Prime X 's question at Yahoo Answers (Eigenvalues of AB and BA)

[Fernando Revilla]

Here is a link to the question:

If A and B are n-square matrices then prove that AB and BA have same eigen values.? - Yahoo!
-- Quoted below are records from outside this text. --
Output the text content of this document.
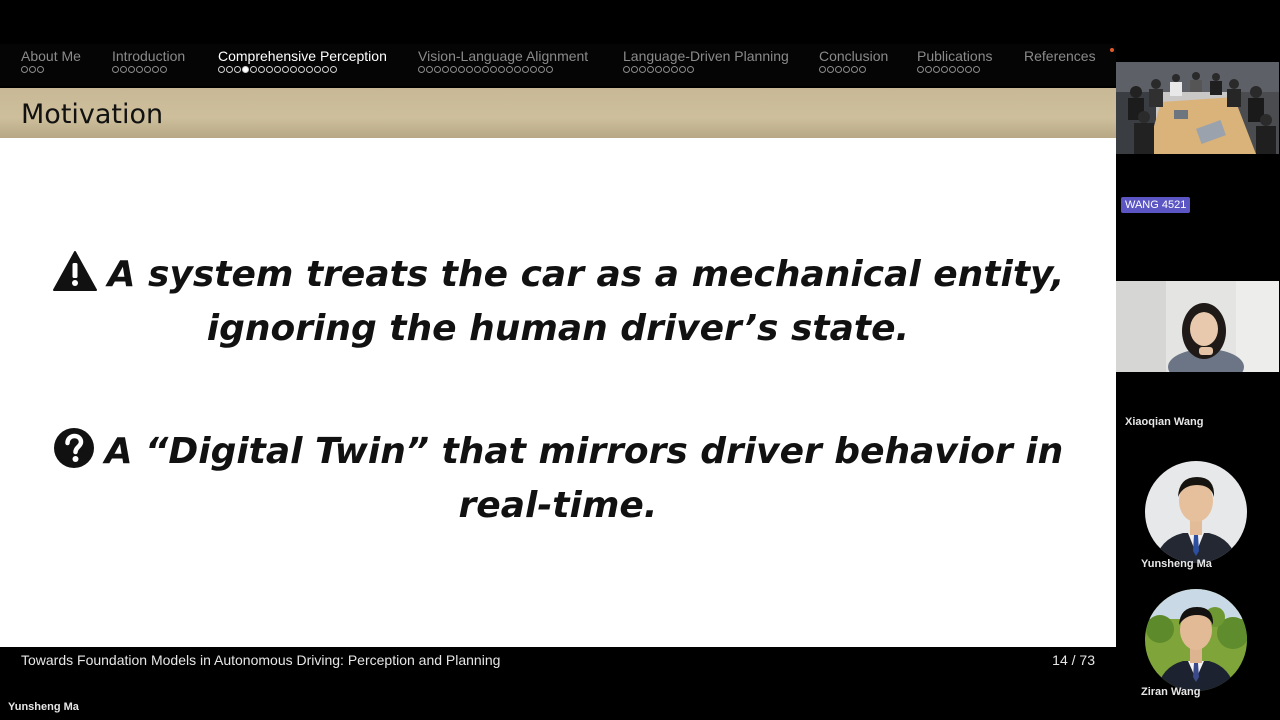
About Me Introduction Comprehensive Perception Vision-Language Alignment Language-Driven Planning Conclusion Publications References
Motivation
A system treats the car as a mechanical entity,
ignoring the human driver’s state.
A “Digital Twin” that mirrors driver behavior in
real-time.
Towards Foundation Models in Autonomous Driving: Perception and Planning	14 / 73
Yunsheng Ma
WANG 4521
Xiaoqian Wang
Yunsheng Ma
Ziran Wang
Answers

I have posted a link there to this topic so the OP can find my response.

 

[Fernando Revilla]

Hello Prime X,

Suppose $A,B \in\mathbb{F}^{n\times n}$ ($\mathbb{F}$ field) and consider the block matrices $$C=\begin{bmatrix}{\lambda I}&{A}\\{B}&{I}\end{bmatrix}\;,\quad D=\begin{bmatrix}{-I}&{0}\\{B}&{-\lambda I}\end{bmatrix}\quad (I\in\mathbb{F}^{n\times n})$$ Then, $$CD=\begin{bmatrix}{\lambda I}&{A}\\{B}&{I}\end{bmatrix}\begin{bmatrix}{-I}&{0}\\{B}&{-\lambda I}\end{bmatrix}=\begin{bmatrix}{-\lambda I+AB}&{-\lambda A}\\{0}&{-\lambda I}\end{bmatrix}\\DC=\begin{bmatrix}{-I}&{0}\\{B}&{-\lambda I}\end{bmatrix}\begin{bmatrix}{\lambda I}&{A}\\{B}&{I}\end{bmatrix}=\begin{bmatrix}{-\lambda I}&{- A}\\{0}&{BA-\lambda I}\end{bmatrix}$$ According to a well-known property $\det(CD)=\det(DC)$ so, $$\det (AB-\lambda I)(-\lambda)^n=(-\lambda)^n\det(BA-\lambda I)$$ Equivalently $$(-\lambda)^n[\det (AB-\lambda I)-\det (BA-\lambda I)]=0$$ But $\mathbb{K}[\lambda]$ is an integral domain so, $$\det (AB-\lambda I)=\det (BA-\lambda I)$$ That is, $AB$ and $BA$ have the same characteristic polynomial (as a consequence the same eigenvalues)

Remark: The above proof also shows that every common eigenvalue has the same multiplicity (with respect to $AB$ and $BA$).